3. Positive social outcomes
Although it feels like an intuitive and “feeling” skill, self-awareness is a thinking skill, one that helps children accurately judge their own behaviour and respond appropriately to different social situations.
HOW CAN I BUILD SELF-AWARENESS IN MY CHILD?
Self-awareness in children is developed in stages over time.
For example, a little girl may know that she is looking at her own reflection but not grasp that the image is what she looks like all the time.
An older child might recognise that she appears a certain way – the way she appears in the mirror – but may not fully comprehend that others also see her the same way.
You can help your children develop stronger emotional and physical self-awareness from birth by including activities in their daily routine.
1. Call them by their name
Children develop self-awareness and a deeper understanding of the world through interacting with you and learning about your feelings.
When you’re feeding, bathing or playing with your baby, talk about what you are doing and call them by their name. Calling your baby’s name helps them realise that they are unique and separate from the other people around them.
2. Express your own feelings
Help your baby learn about feelings by expressing your own feelings with your facial expressions, tone of voice and body language when you are interacting with them.
3. Express your baby’s feelings
You can also help your baby recognise their feelings by describing what you see by saying things such as, “You look so happy with that smile!”
WHAT ABOUT PHYSICAL SELF-AWARENESS?
Another important aspect of self-awareness is a physical self-awareness or body awareness.

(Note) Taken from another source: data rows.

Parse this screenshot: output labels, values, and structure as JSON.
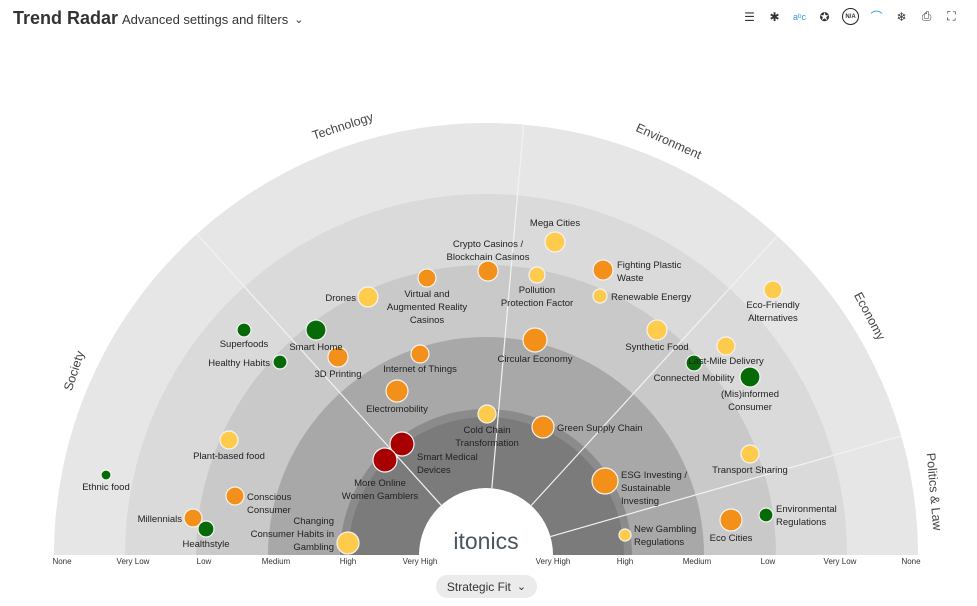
{
  "header": {
    "title": "Trend Radar",
    "advanced_label": "Advanced settings and filters"
  },
  "toolbar": [
    {
      "icon": "list-icon",
      "glyph": "☰"
    },
    {
      "icon": "network-icon",
      "glyph": "✱"
    },
    {
      "icon": "text-size-icon",
      "glyph": "aᵇc"
    },
    {
      "icon": "star-radar-icon",
      "glyph": "✪"
    },
    {
      "icon": "na-icon",
      "glyph": "N/A"
    },
    {
      "icon": "arc-icon",
      "glyph": "⌒"
    },
    {
      "icon": "snowflake-radar-icon",
      "glyph": "❄"
    },
    {
      "icon": "pdf-icon",
      "glyph": "⎙"
    },
    {
      "icon": "fullscreen-icon",
      "glyph": "⛶"
    }
  ],
  "sectors": [
    "Society",
    "Technology",
    "Environment",
    "Economy",
    "Politics & Law"
  ],
  "ticks_left": [
    "None",
    "Very Low",
    "Low",
    "Medium",
    "High",
    "Very High"
  ],
  "ticks_right": [
    "Very High",
    "High",
    "Medium",
    "Low",
    "Very Low",
    "None"
  ],
  "logo": "itonics",
  "colors": {
    "yellow": "#fecb4d",
    "orange": "#f3901a",
    "green": "#066b06",
    "red": "#a80000",
    "accent": "#2f9be0"
  },
  "trends": [
    {
      "lines": [
        "Mega Cities"
      ],
      "color": "yellow"
    },
    {
      "lines": [
        "Pollution",
        "Protection Factor"
      ],
      "color": "yellow"
    },
    {
      "lines": [
        "Crypto Casinos /",
        "Blockchain Casinos"
      ],
      "color": "orange"
    },
    {
      "lines": [
        "Fighting Plastic",
        "Waste"
      ],
      "color": "orange"
    },
    {
      "lines": [
        "Renewable Energy"
      ],
      "color": "yellow"
    },
    {
      "lines": [
        "Virtual and",
        "Augmented Reality",
        "Casinos"
      ],
      "color": "orange"
    },
    {
      "lines": [
        "Drones"
      ],
      "color": "yellow"
    },
    {
      "lines": [
        "Smart Home"
      ],
      "color": "green"
    },
    {
      "lines": [
        "Superfoods"
      ],
      "color": "green"
    },
    {
      "lines": [
        "Healthy Habits"
      ],
      "color": "green"
    },
    {
      "lines": [
        "3D Printing"
      ],
      "color": "orange"
    },
    {
      "lines": [
        "Internet of Things"
      ],
      "color": "orange"
    },
    {
      "lines": [
        "Circular Economy"
      ],
      "color": "orange"
    },
    {
      "lines": [
        "Synthetic Food"
      ],
      "color": "yellow"
    },
    {
      "lines": [
        "Eco-Friendly",
        "Alternatives"
      ],
      "color": "yellow"
    },
    {
      "lines": [
        "Last-Mile Delivery"
      ],
      "color": "yellow"
    },
    {
      "lines": [
        "Connected Mobility"
      ],
      "color": "green"
    },
    {
      "lines": [
        "(Mis)informed",
        "Consumer"
      ],
      "color": "green"
    },
    {
      "lines": [
        "Electromobility"
      ],
      "color": "orange"
    },
    {
      "lines": [
        "Cold Chain",
        "Transformation"
      ],
      "color": "yellow"
    },
    {
      "lines": [
        "Green Supply Chain"
      ],
      "color": "orange"
    },
    {
      "lines": [
        "Smart Medical",
        "Devices"
      ],
      "color": "red"
    },
    {
      "lines": [
        "More Online",
        "Women Gamblers"
      ],
      "color": "red"
    },
    {
      "lines": [
        "Plant-based food"
      ],
      "color": "yellow"
    },
    {
      "lines": [
        "Ethnic food"
      ],
      "color": "green"
    },
    {
      "lines": [
        "Conscious",
        "Consumer"
      ],
      "color": "orange"
    },
    {
      "lines": [
        "Millennials"
      ],
      "color": "orange"
    },
    {
      "lines": [
        "Healthstyle"
      ],
      "color": "green"
    },
    {
      "lines": [
        "Changing",
        "Consumer Habits in",
        "Gambling"
      ],
      "color": "yellow"
    },
    {
      "lines": [
        "ESG Investing /",
        "Sustainable",
        "Investing"
      ],
      "color": "orange"
    },
    {
      "lines": [
        "New Gambling",
        "Regulations"
      ],
      "color": "yellow"
    },
    {
      "lines": [
        "Transport Sharing"
      ],
      "color": "yellow"
    },
    {
      "lines": [
        "Eco Cities"
      ],
      "color": "orange"
    },
    {
      "lines": [
        "Environmental",
        "Regulations"
      ],
      "color": "green"
    }
  ],
  "strategic_fit": {
    "label": "Strategic Fit"
  }
}
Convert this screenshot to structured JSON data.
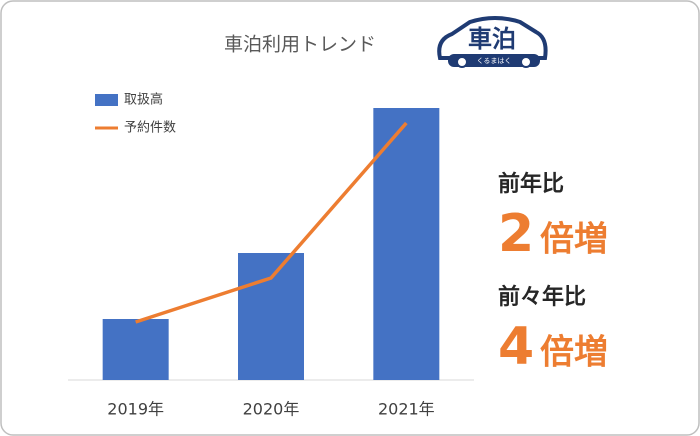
{
  "chart_data": {
    "type": "bar",
    "title": "車泊利用トレンド",
    "categories": [
      "2019年",
      "2020年",
      "2021年"
    ],
    "series": [
      {
        "name": "取扱高",
        "type": "bar",
        "color": "#4472c4",
        "values": [
          61,
          127,
          272
        ]
      },
      {
        "name": "予約件数",
        "type": "line",
        "color": "#ed7d31",
        "values": [
          58,
          102,
          257
        ]
      }
    ],
    "ylim": [
      0,
      290
    ],
    "legend": "top-left"
  },
  "logo": {
    "name": "車泊",
    "reading": "くるまはく"
  },
  "callouts": [
    {
      "label": "前年比",
      "number": "2",
      "unit": "倍増"
    },
    {
      "label": "前々年比",
      "number": "4",
      "unit": "倍増"
    }
  ]
}
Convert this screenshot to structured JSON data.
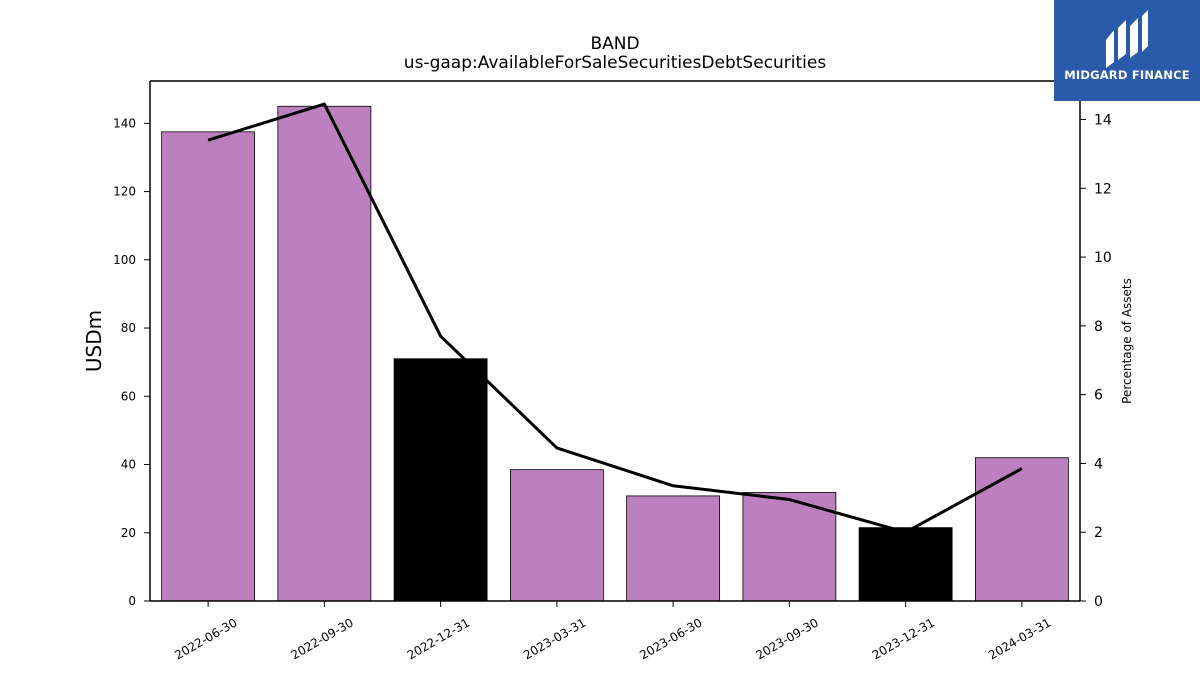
{
  "chart_data": {
    "type": "bar",
    "title": "BAND",
    "subtitle": "us-gaap:AvailableForSaleSecuritiesDebtSecurities",
    "ylabel": "USDm",
    "y2label": "Percentage of Assets",
    "categories": [
      "2022-06-30",
      "2022-09-30",
      "2022-12-31",
      "2023-03-31",
      "2023-06-30",
      "2023-09-30",
      "2023-12-31",
      "2024-03-31"
    ],
    "bar_values": [
      137.5,
      145.0,
      71.0,
      38.5,
      30.8,
      31.8,
      21.5,
      42.0
    ],
    "bar_colors": [
      "#bb80bd",
      "#bb80bd",
      "#000000",
      "#bb80bd",
      "#bb80bd",
      "#bb80bd",
      "#000000",
      "#bb80bd"
    ],
    "line_series": {
      "values": [
        13.4,
        14.45,
        7.7,
        4.45,
        3.35,
        2.95,
        2.0,
        3.85
      ],
      "color": "#000000"
    },
    "ylim": [
      0,
      152.4
    ],
    "y2lim": [
      0,
      15.12
    ],
    "yticks": [
      0,
      20,
      40,
      60,
      80,
      100,
      120,
      140
    ],
    "y2ticks": [
      0,
      2,
      4,
      6,
      8,
      10,
      12,
      14
    ],
    "grid": false
  },
  "logo": {
    "text": "MIDGARD FINANCE",
    "background": "#2a5aaa"
  }
}
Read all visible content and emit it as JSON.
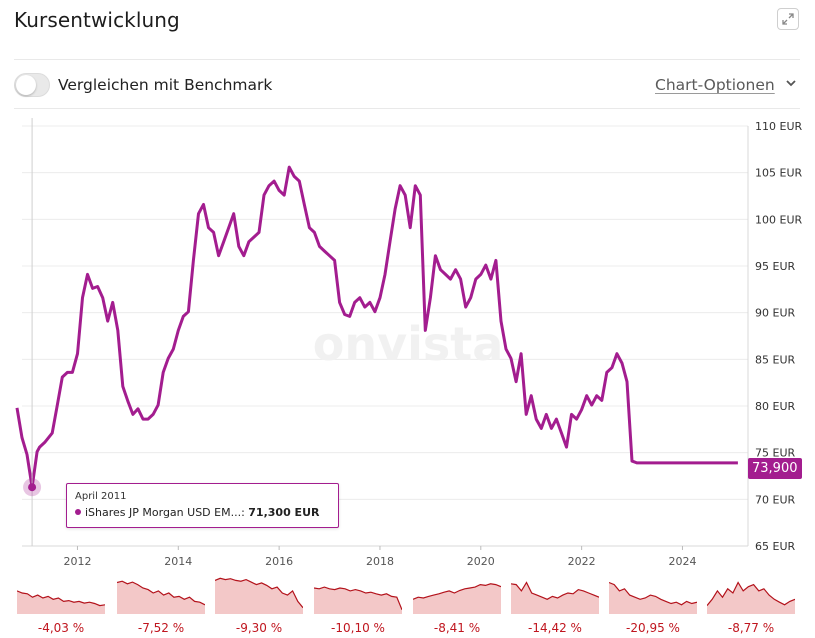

1. Give baby space to move
To become aware of their own body, your baby needs to be able to tell that they have their own physical body that is separate from others.
During the first few months, provide a safe space for your baby to move when lying down so that they can discover their body. Give them something to reach out and hold or something they can swat with their hands and feet.
As the baby becomes more mobile, give them room to move around and play games that allow them to discover what their body can do.
2. Teach about the body through song
You can also sing songs about your baby’s body parts, naming and touching them as you sing.
3. Use the mirror
Another great way to help your baby develop physical self-awareness is to let them see their reflection in the mirror and play with that reflection.
The baby probably will not know that’s them in the mirror at first but it’s the first step to building that understanding.
Becoming self-aware helps your children thrive as they grow up into healthy individuals. Take time today to build your children’s self-awareness inside out.